Dr. Sikina Jinnah is an Associate Professor of Politics. She received her Ph.D. from UC Berkeley in Environmental, Science, Policy, and Management and joined the UCSC Politics faculty in Fall 2016.
Her research focuses on the shifting locations of power and influence in global environmental governance, particularly the role of transnational actors in environmental decision-making. Her most recent projects examine how key norms in global climate politics shape power relations, the role of U.S. preferential trade agreements in shaping environmental policy in trading partner nations, and the politics of climate engineering governance.
Her first book, Post-treaty Politics: Secretariat Influence in Global Environmental Governance (MIT Press 2014), received the 2016 Harold and Margaret Sprout Award for best book in international environmental affairs from the International Studies Association. The book examines the role of international bureaucracies in managing the politics of overlapping international regimes in the areas of biodiversity, climate change and international trade.
Her second book (with Simon Nicholson), New Earth Politics: Essays from the Anthropocene (MIT Press 2016) engages leading scholars in a discussion over the role of global environmental politics in the age of the Anthropocene. She is currently working on a third book, Trading the Environment, which examines the role of preferential trade agreements in securing environmental objectives.
Dr. Jinnah's research has also been published in several scholarly journals, including: Global Environmental Politics, the Journal of Environment and Development, Environmental Research Letters, Berkeley Journal of International Law Publicist, Georgetown International Environmental Law Review, and Science.
Her UCSC courses include: International Relations and the Environment (POLI 170), Global Climate Change Politics (POLI 190U), and Trade-Environment Politics (POLI 162).
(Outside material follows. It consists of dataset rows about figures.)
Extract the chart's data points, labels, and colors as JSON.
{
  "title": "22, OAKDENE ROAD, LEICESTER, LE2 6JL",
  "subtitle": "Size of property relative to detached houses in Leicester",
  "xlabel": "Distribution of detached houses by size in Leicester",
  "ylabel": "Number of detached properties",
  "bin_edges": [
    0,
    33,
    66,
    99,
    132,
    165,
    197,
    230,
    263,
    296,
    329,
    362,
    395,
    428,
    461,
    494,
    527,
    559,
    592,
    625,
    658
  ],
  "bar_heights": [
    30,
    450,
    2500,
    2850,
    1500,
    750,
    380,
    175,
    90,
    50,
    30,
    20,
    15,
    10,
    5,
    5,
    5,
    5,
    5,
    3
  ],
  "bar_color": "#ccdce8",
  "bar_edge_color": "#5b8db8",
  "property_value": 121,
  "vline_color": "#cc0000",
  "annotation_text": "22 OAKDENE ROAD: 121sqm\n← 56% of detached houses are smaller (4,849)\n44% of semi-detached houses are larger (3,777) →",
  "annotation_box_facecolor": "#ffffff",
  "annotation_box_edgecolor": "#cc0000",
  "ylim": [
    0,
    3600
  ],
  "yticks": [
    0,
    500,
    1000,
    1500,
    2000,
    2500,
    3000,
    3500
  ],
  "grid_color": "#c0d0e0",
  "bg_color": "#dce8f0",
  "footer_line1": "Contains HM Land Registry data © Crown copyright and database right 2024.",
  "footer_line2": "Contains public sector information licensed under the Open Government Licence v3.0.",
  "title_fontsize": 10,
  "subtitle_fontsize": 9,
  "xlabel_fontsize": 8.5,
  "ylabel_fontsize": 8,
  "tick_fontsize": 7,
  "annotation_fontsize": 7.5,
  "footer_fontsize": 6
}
Prior to coming to UCSC she was an Assistant and Associate Professor of International Relations at American University's School of International Service. She held a Postdoctoral Fellowship at Brown University's Watson Institute for International Studies and was also a consultant for the International Institute for Sustainable Development (IISD), where she reported on CITES and UNFCCC processes for IISD's Earth Negotiations Bulletin. She currently serves on the editorial board for the journal Global Environmental Politics, is a Senior Research Fellow with the Earth System Governance project, and is a member of the Academic Working Group on International Governance of Climate Engineering at the Forum for Climate Engineering Assessment.